All eight are accused of rebellion and sedition over the region’s illegal declaration of independence.

Supreme Court Judge Pablo Llarena will also pronounce on bail applications from two leading independence activists, the judicial sources told news agencies.

After an attempt by Catalan separatists to declare independence in October, Spain imposed direct rule on the region and called early regional elections for 21 December.

Lawyers for the ministers say they are asking to be released on bail, on condition that they accept the rule of law from Madrid and will pledge not to flee.

Privately, senior sources in the Spanish government say they would like to see the ministers released and allow them to campaign in the elections, the BBC’s Gavin Lee reports from Madrid.

They fear a martyr effect from their continued imprisonment, that could serve to galvanise support for pro-independence parties.

‘Nothing to fear’

The ministers have been in prison since 2 November.
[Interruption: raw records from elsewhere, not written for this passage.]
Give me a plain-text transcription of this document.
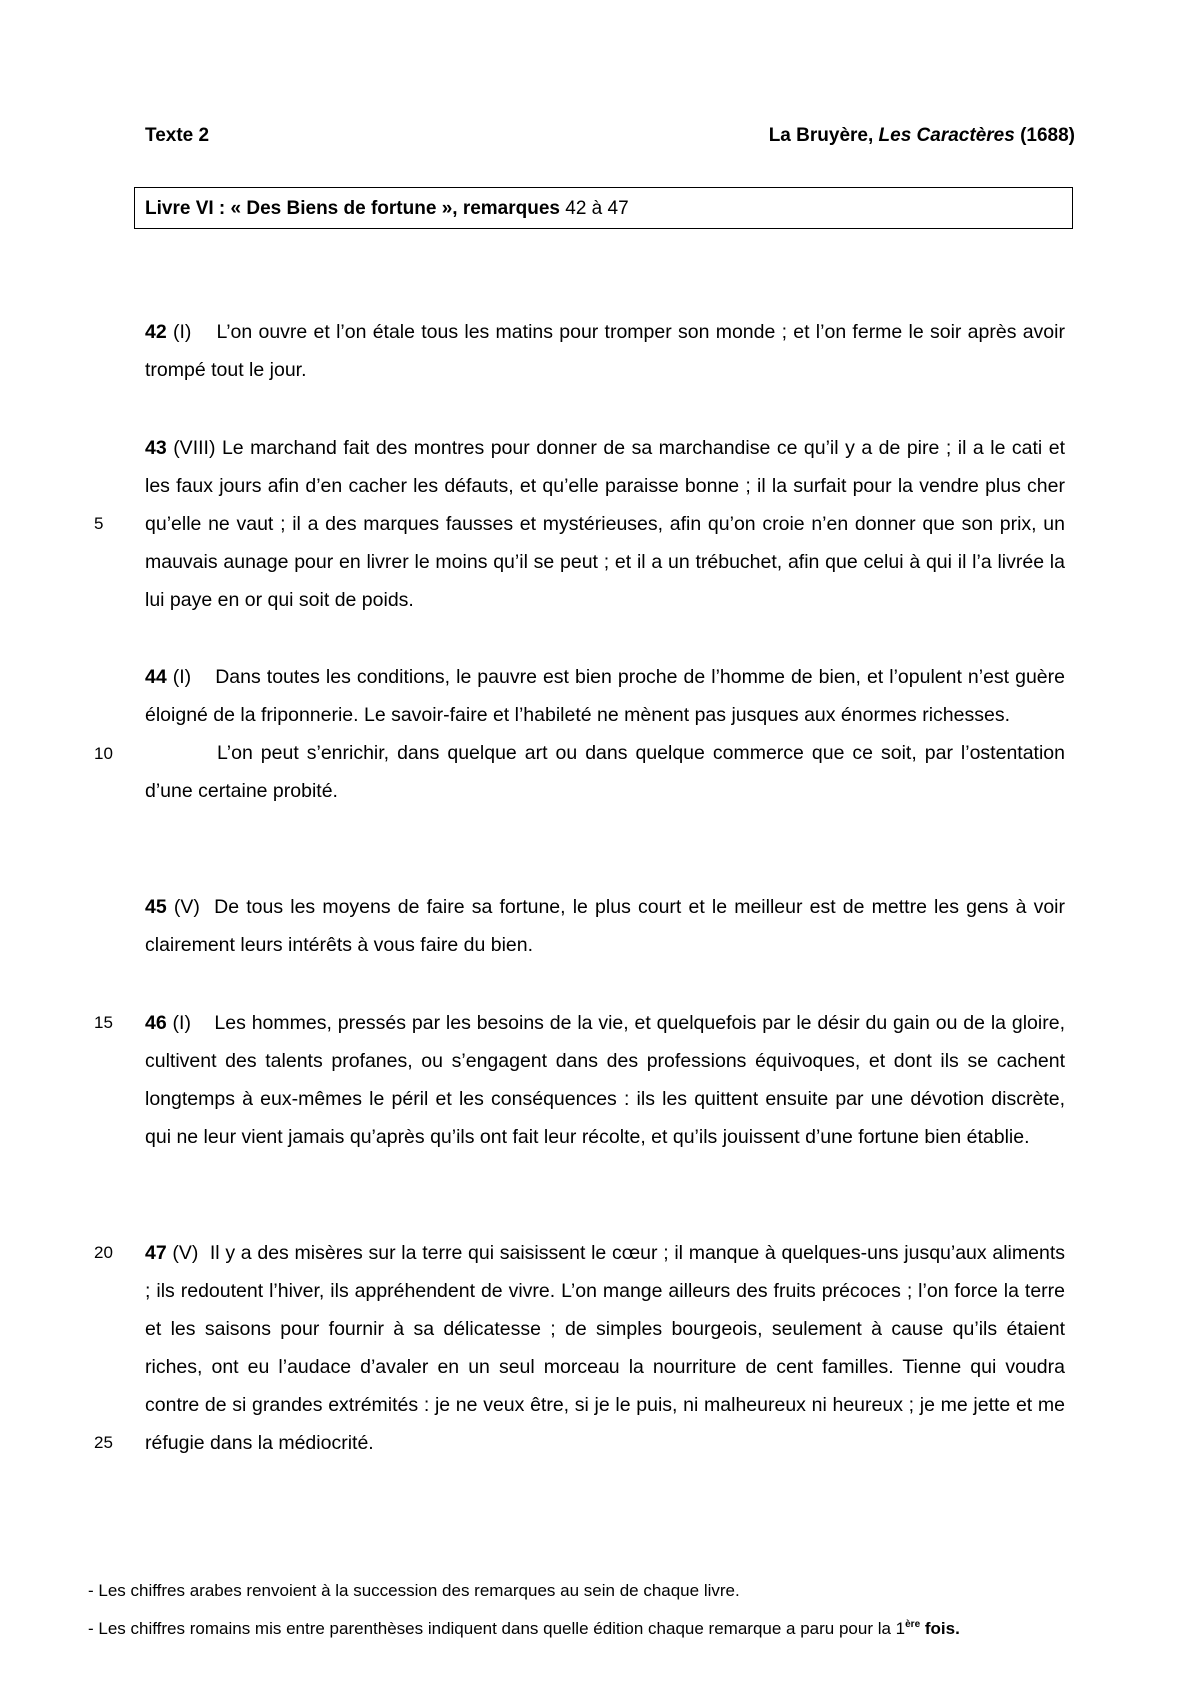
Texte 2	La Bruyère, Les Caractères (1688)
Livre VI : « Des Biens de fortune », remarques 42 à 47
42 (I)    L’on ouvre et l’on étale tous les matins pour tromper son monde ; et l’on ferme le soir après avoir trompé tout le jour.
43 (VIII) Le marchand fait des montres pour donner de sa marchandise ce qu’il y a de pire ; il a le cati et les faux jours afin d’en cacher les défauts, et qu’elle paraisse bonne ; il la surfait pour la vendre plus cher qu’elle ne vaut ; il a des marques fausses et mystérieuses, afin qu’on croie n’en donner que son prix, un mauvais aunage pour en livrer le moins qu’il se peut ; et il a un trébuchet, afin que celui à qui il l’a livrée la lui paye en or qui soit de poids.
44 (I)    Dans toutes les conditions, le pauvre est bien proche de l’homme de bien, et l’opulent n’est guère éloigné de la friponnerie. Le savoir-faire et l’habileté ne mènent pas jusques aux énormes richesses.
L’on peut s’enrichir, dans quelque art ou dans quelque commerce que ce soit, par l’ostentation d’une certaine probité.
45 (V)  De tous les moyens de faire sa fortune, le plus court et le meilleur est de mettre les gens à voir clairement leurs intérêts à vous faire du bien.
46 (I)    Les hommes, pressés par les besoins de la vie, et quelquefois par le désir du gain ou de la gloire, cultivent des talents profanes, ou s’engagent dans des professions équivoques, et dont ils se cachent longtemps à eux-mêmes le péril et les conséquences : ils les quittent ensuite par une dévotion discrète, qui ne leur vient jamais qu’après qu’ils ont fait leur récolte, et qu’ils jouissent d’une fortune bien établie.
47 (V)  Il y a des misères sur la terre qui saisissent le cœur ; il manque à quelques-uns jusqu’aux aliments ; ils redoutent l’hiver, ils appréhendent de vivre. L’on mange ailleurs des fruits précoces ; l’on force la terre et les saisons pour fournir à sa délicatesse ; de simples bourgeois, seulement à cause qu’ils étaient riches, ont eu l’audace d’avaler en un seul morceau la nourriture de cent familles. Tienne qui voudra contre de si grandes extrémités : je ne veux être, si je le puis, ni malheureux ni heureux ; je me jette et me réfugie dans la médiocrité.
5
10
15
20
25
- Les chiffres arabes renvoient à la succession des remarques au sein de chaque livre.
- Les chiffres romains mis entre parenthèses indiquent dans quelle édition chaque remarque a paru pour la 1ère fois.
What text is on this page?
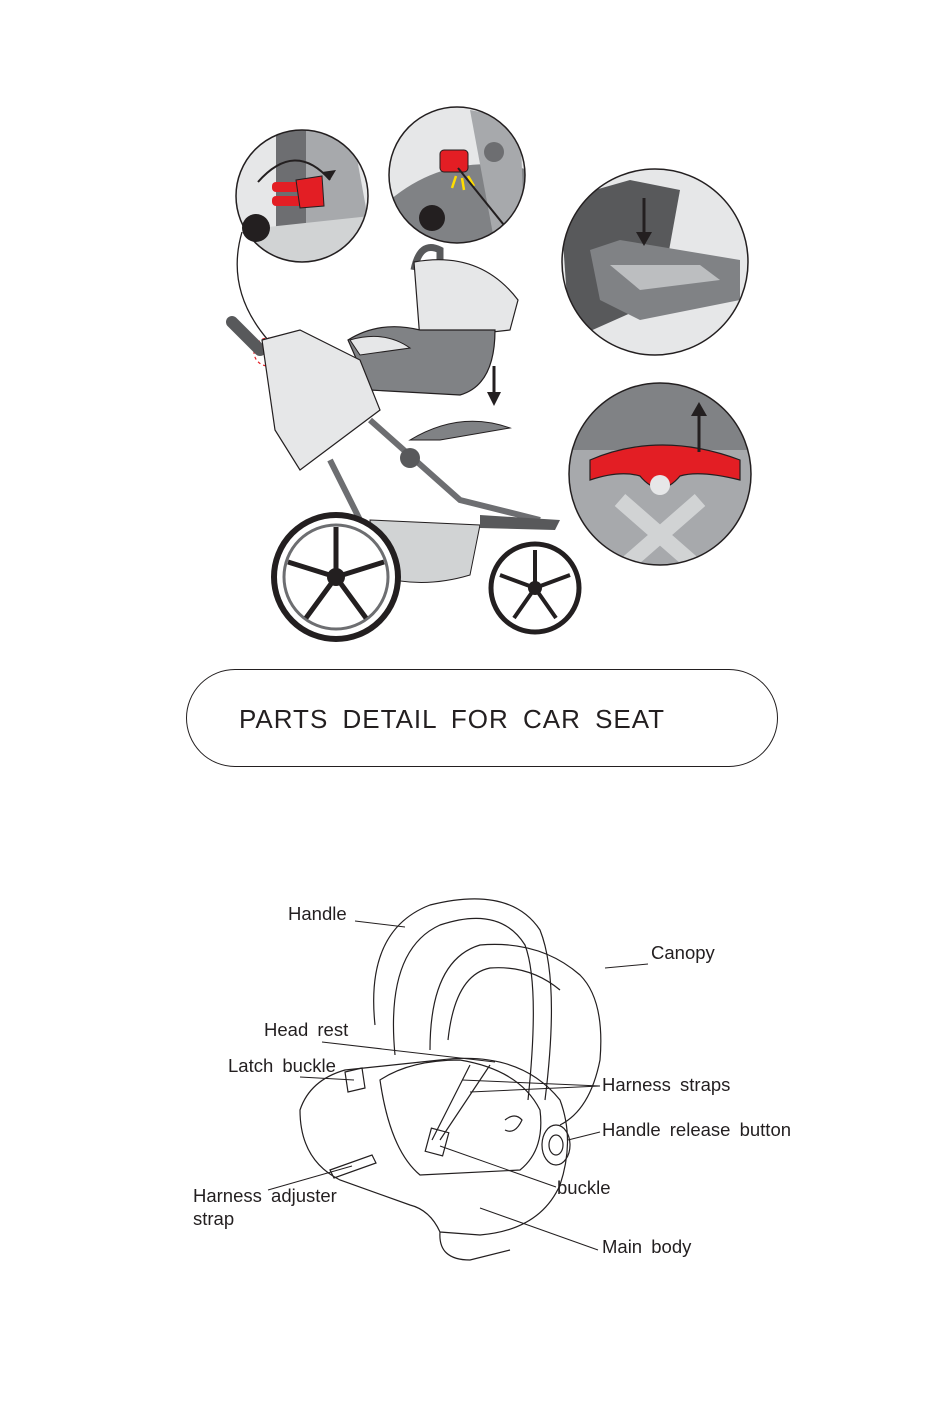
PARTS DETAIL FOR CAR SEAT
Handle
Canopy
Head rest
Latch buckle
Harness straps
Handle release button
buckle
Harness adjuster
strap
Main body
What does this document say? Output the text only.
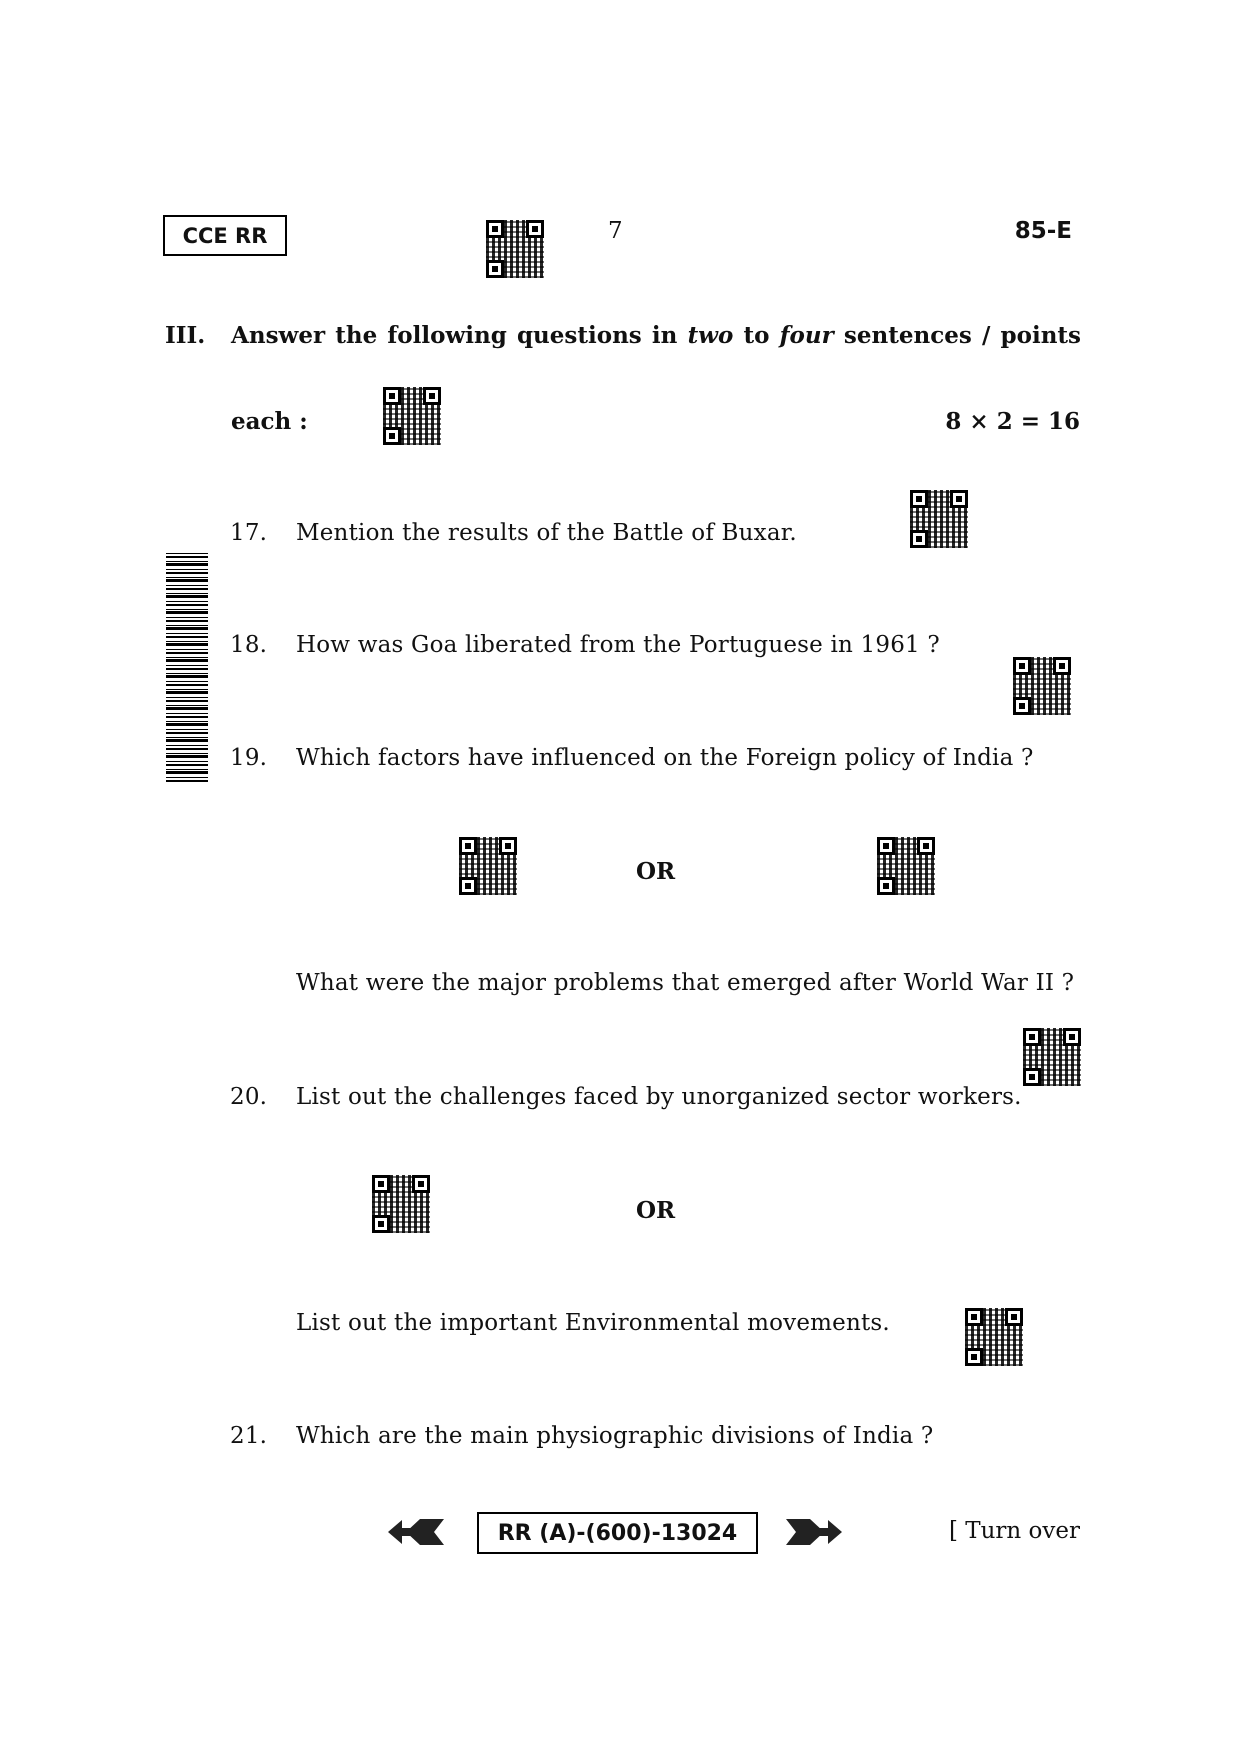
CCE RR	7	85-E
III. Answer the following questions in two to four sentences / points
each :	8 × 2 = 16
17. Mention the results of the Battle of Buxar.
18. How was Goa liberated from the Portuguese in 1961 ?
19. Which factors have influenced on the Foreign policy of India ?
OR
What were the major problems that emerged after World War II ?
20. List out the challenges faced by unorganized sector workers.
OR
List out the important Environmental movements.
21. Which are the main physiographic divisions of India ?
RR (A)-(600)-13024	[ Turn over
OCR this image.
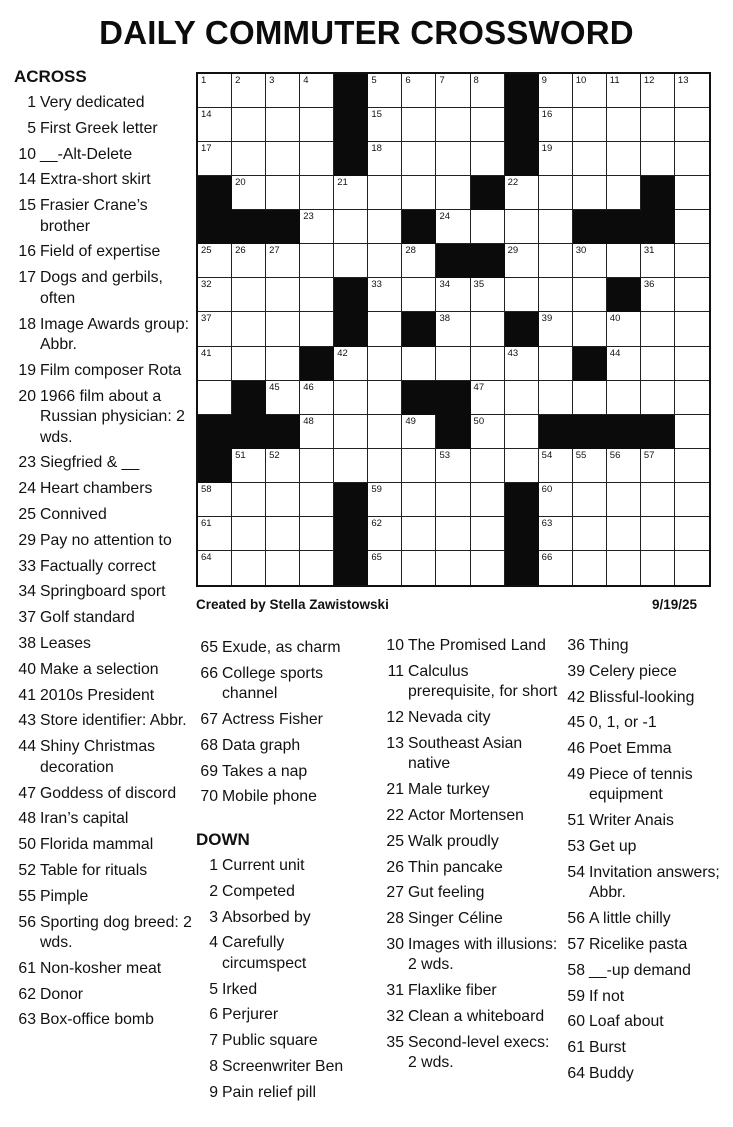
DAILY COMMUTER CROSSWORD
ACROSS
1 Very dedicated
5 First Greek letter
10 __-Alt-Delete
14 Extra-short skirt
15 Frasier Crane’s brother
16 Field of expertise
17 Dogs and gerbils, often
18 Image Awards group: Abbr.
19 Film composer Rota
20 1966 film about a Russian physician: 2 wds.
23 Siegfried & __
24 Heart chambers
25 Connived
29 Pay no attention to
33 Factually correct
34 Springboard sport
37 Golf standard
38 Leases
40 Make a selection
41 2010s President
43 Store identifier: Abbr.
44 Shiny Christmas decoration
47 Goddess of discord
48 Iran’s capital
50 Florida mammal
52 Table for rituals
55 Pimple
56 Sporting dog breed: 2 wds.
61 Non-kosher meat
62 Donor
63 Box-office bomb
1	2	3	4	5	6	7	8	9	10 11	12 13
14	15	16
17	18	19
20	21	22
23	24
25 26 27	28	29	30	31
32	33	34 35	36
37	38	39	40
41	42	43	44
45 46	47
48	49	50
51 52	53	54 55 56 57
58	59	60
61	62	63
64	65	66
Created by Stella Zawistowski	9/19/25
65 Exude, as charm
66 College sports channel
67 Actress Fisher
68 Data graph
69 Takes a nap
70 Mobile phone
DOWN
1 Current unit
2 Competed
3 Absorbed by
4 Carefully circumspect
5 Irked
6 Perjurer
7 Public square
8 Screenwriter Ben
9 Pain relief pill
10 The Promised Land
11 Calculus prerequisite, for short
12 Nevada city
13 Southeast Asian native
21 Male turkey
22 Actor Mortensen
25 Walk proudly
26 Thin pancake
27 Gut feeling
28 Singer Céline
30 Images with illusions: 2 wds.
31 Flaxlike fiber
32 Clean a whiteboard
35 Second-level execs: 2 wds.
36 Thing
39 Celery piece
42 Blissful-looking
45 0, 1, or -1
46 Poet Emma
49 Piece of tennis equipment
51 Writer Anais
53 Get up
54 Invitation answers; Abbr.
56 A little chilly
57 Ricelike pasta
58 __-up demand
59 If not
60 Loaf about
61 Burst
64 Buddy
They are:

  • Former Deputy Vice President Oriol Junqueras
  • Former Interior Minister Joaquim Forn
  • Former foreign policy chief Raül Romeva
  • Former Justice Minister Carles Mundó
  • Former Labour Minister Dolors Bassa
  • Former Government Presidency Councillor Jordi Turull
  • Former Sustainable Development Minister Josep Rull
  • Former Culture Minister Meritxell Borras

Lawyers have spoken of their difficulty adjusting to prison life, with one reportedly witnessing the stabbing of an inmate in front of him.

Rebellion is considered one of the most serious crimes in Spain, carrying a jail term of up to 30 years.

Antonio López-Istúriz White, a member of the European Parliament from Spain’s ruling People’s Party, told the BBC there should be no problem in securing the ministers’ release if they promise not to flee.

“If there is a clear statement by them that they want to go by the law and they want to run in the next elections on 21 December – legal elections, which have been called in all of Catalonia – then there’s nothing to fear,” he said.

Mr Puigdemont remains in Belgium with four other former ministers, opposing a Spanish extradition request to face the same charges.

Independence activists Jordi Sánchez and Jordi Cuixart were remanded in custody on 16 October on suspicion of sedition.

They are being investigated over a protest on 20 September in which a crowd blocked police officers inside a building in Barcelona, Catalonia’s regional capital.

Catalonia’s parliament declared independence on 27 October, based on the outcome of an illegal referendum on 1 October.